The other part of my problem with this book is that it drops the reader into the story in medias res in a very big way. Cook doesn’t dedicate a lot of words to the kind of world building I’m used to seeing. You’re dropped into the middle of a mercenary encampment in an unfamiliar world and things immediately start happening – well before you’ve even begun to have a feel for who the characters are and how they relate to one another. I found myself having to backtrack, searching for the answers to basic questions like: Now, who is this character? Where did they come from? Why are they doing that?
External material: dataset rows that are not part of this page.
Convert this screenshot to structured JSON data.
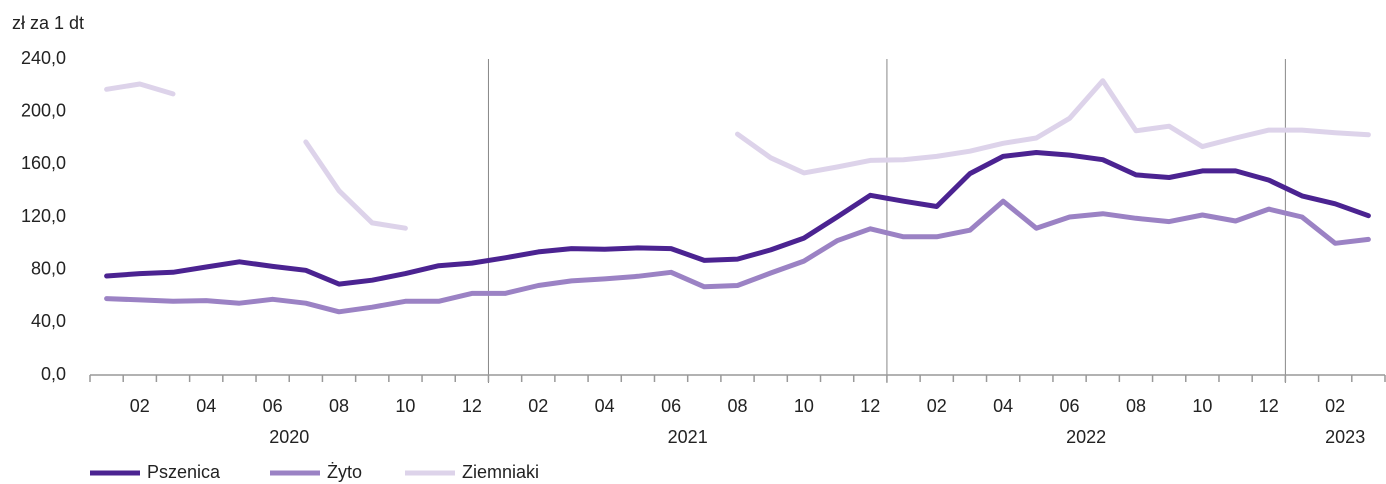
{
  "chart_data": {
    "type": "line",
    "y_axis_label": "zł za 1 dt",
    "categories": [
      null,
      "02",
      null,
      "04",
      null,
      "06",
      null,
      "08",
      null,
      "10",
      null,
      "12",
      null,
      "02",
      null,
      "04",
      null,
      "06",
      null,
      "08",
      null,
      "10",
      null,
      "12",
      null,
      "02",
      null,
      "04",
      null,
      "06",
      null,
      "08",
      null,
      "10",
      null,
      "12",
      null,
      "02",
      null
    ],
    "year_labels": [
      "2020",
      "2021",
      "2022",
      "2023"
    ],
    "series": [
      {
        "name": "Pszenica",
        "color": "#4b2391",
        "values": [
          75.2,
          77,
          78,
          82,
          86,
          82.5,
          79.5,
          69,
          72,
          77,
          83,
          85,
          89,
          93.5,
          96,
          95.5,
          96.5,
          96,
          87,
          88,
          95,
          104,
          120,
          136.5,
          132,
          128,
          153,
          166,
          169,
          167,
          163.5,
          152,
          150,
          155,
          155,
          148,
          136,
          130,
          121
        ]
      },
      {
        "name": "Żyto",
        "color": "#9b82c4",
        "values": [
          58,
          57,
          56,
          56.5,
          54.5,
          57.5,
          54.5,
          48,
          51.5,
          56,
          56,
          62,
          62,
          68,
          71.5,
          73,
          75,
          78,
          67,
          68,
          77.5,
          86.5,
          102,
          111,
          105,
          105,
          110,
          132,
          111.5,
          120,
          122.5,
          119,
          116.5,
          121.5,
          117,
          126,
          120,
          100,
          103
        ]
      },
      {
        "name": "Ziemniaki",
        "color": "#ddd3ea",
        "values": [
          217,
          221,
          213.5,
          null,
          null,
          null,
          177,
          140,
          115.5,
          111.5,
          null,
          null,
          null,
          null,
          null,
          null,
          null,
          null,
          null,
          183,
          165,
          153.5,
          158,
          163,
          163.5,
          166,
          170,
          176,
          180,
          195,
          223.5,
          185.5,
          189,
          173.5,
          180,
          186,
          186,
          184,
          182.5
        ]
      }
    ],
    "ylim": [
      0,
      240
    ],
    "yticks": [
      {
        "value": 0,
        "label": "0,0"
      },
      {
        "value": 40,
        "label": "40,0"
      },
      {
        "value": 80,
        "label": "80,0"
      },
      {
        "value": 120,
        "label": "120,0"
      },
      {
        "value": 160,
        "label": "160,0"
      },
      {
        "value": 200,
        "label": "200,0"
      },
      {
        "value": 240,
        "label": "240,0"
      }
    ],
    "legend": "bottom-left"
  }
}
Now, don’t get me wrong, I never want to be spoon-fed by an author… ever. But since I’m being honest, I’d have to say it took me fully ¾ of the book to finally feel like my feet were only somewhat on the ground. That lack of an anchor into the Black Company world almost made me close the book and set it aside. I hate reading a book where I still feel lost at page 300. But, if I’m going to pay money for a book, I’m sure as heck going to read the whole thing – even if it is a slogfest.
I’ve thought about this book for weeks before deciding to write this review, hoping that I could sort out how I felt about it. However, even now, the best I can say is that I loved it and hated it. I didn’t really relate well to Croaker as the narrator but Cook does switch this up in later volumes. The story and the characters are fascinating but the way the story is told missed the mark with me.